Not like they’ve been banging out the content over the last 3 years.
If the only way they can gauge work productivity, quality, and deadlines is by “watching” then they are useless. Watching other people work by physically standing over them, or creating a job of just monitoring people, is a waste of money. If they are going to spend that time monitoring they might as well just do the work themselves.
Any good manager who is putting out a schedule, getting assignments back and reviewing them for approval, running meetings and paying attention to input, sees exactly who is working and who is not.
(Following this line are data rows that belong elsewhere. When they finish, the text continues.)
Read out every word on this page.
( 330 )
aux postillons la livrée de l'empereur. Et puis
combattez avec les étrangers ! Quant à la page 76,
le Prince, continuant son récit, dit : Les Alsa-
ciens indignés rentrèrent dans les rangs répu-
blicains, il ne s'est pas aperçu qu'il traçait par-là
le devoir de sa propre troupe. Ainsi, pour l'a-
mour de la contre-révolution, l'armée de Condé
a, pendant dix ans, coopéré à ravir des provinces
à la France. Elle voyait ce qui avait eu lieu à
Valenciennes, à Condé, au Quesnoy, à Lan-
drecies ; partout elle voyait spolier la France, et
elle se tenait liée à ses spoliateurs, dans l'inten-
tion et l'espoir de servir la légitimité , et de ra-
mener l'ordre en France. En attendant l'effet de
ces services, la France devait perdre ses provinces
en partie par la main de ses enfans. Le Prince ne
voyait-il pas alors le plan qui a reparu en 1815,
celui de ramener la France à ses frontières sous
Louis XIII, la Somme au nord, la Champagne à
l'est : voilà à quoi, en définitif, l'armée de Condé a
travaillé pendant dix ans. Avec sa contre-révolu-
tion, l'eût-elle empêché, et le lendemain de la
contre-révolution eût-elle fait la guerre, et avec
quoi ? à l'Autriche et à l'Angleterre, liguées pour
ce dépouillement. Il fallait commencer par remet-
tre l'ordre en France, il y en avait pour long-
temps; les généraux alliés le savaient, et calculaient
Nobody likes lazy, and some lazy pen pusher checking someone is in their seat and did not look at their phone is a waste.
Either the work is done on time and correctly, or the person is removed from a job. Simple. It does not matter HOW they get the work done, or even when - so long as it is done right and on time!
Man, those corporate real estate investors and middle managers sure are upset that things may change that impact their finances. Even though it means workers have a better quality of life without the commute/high costs of living.
Like Google?
Again with this appeal to emotion ‘think of the children’ attitude.
Meanwhile in the adult world…
https://www.theglobeandmail.com/business/article-rbc-employees-hybrid-office-work/
Its not just Blizzard asking people to come back to the office.
Nobody wants to work!
definitely a different world than i worked in, lol.
you did what your employer required…or you were out of a job and you got to go find a new one.
If someone is meeting the requirements the job sets forth, why exactly do they need to show up for shoddy pizza parties, cubicle drama, and watered down coffee? This isn’t 40 years ago. The world’s different.
This take in general is stupid. “Oh you’re not doing the same work because you’re comfortable doing it!”
It mostly boils down to “we want you to do more work for the same money because it makes our lives easier, but if you ask for convenience or proper compensation we’re kicking you out.”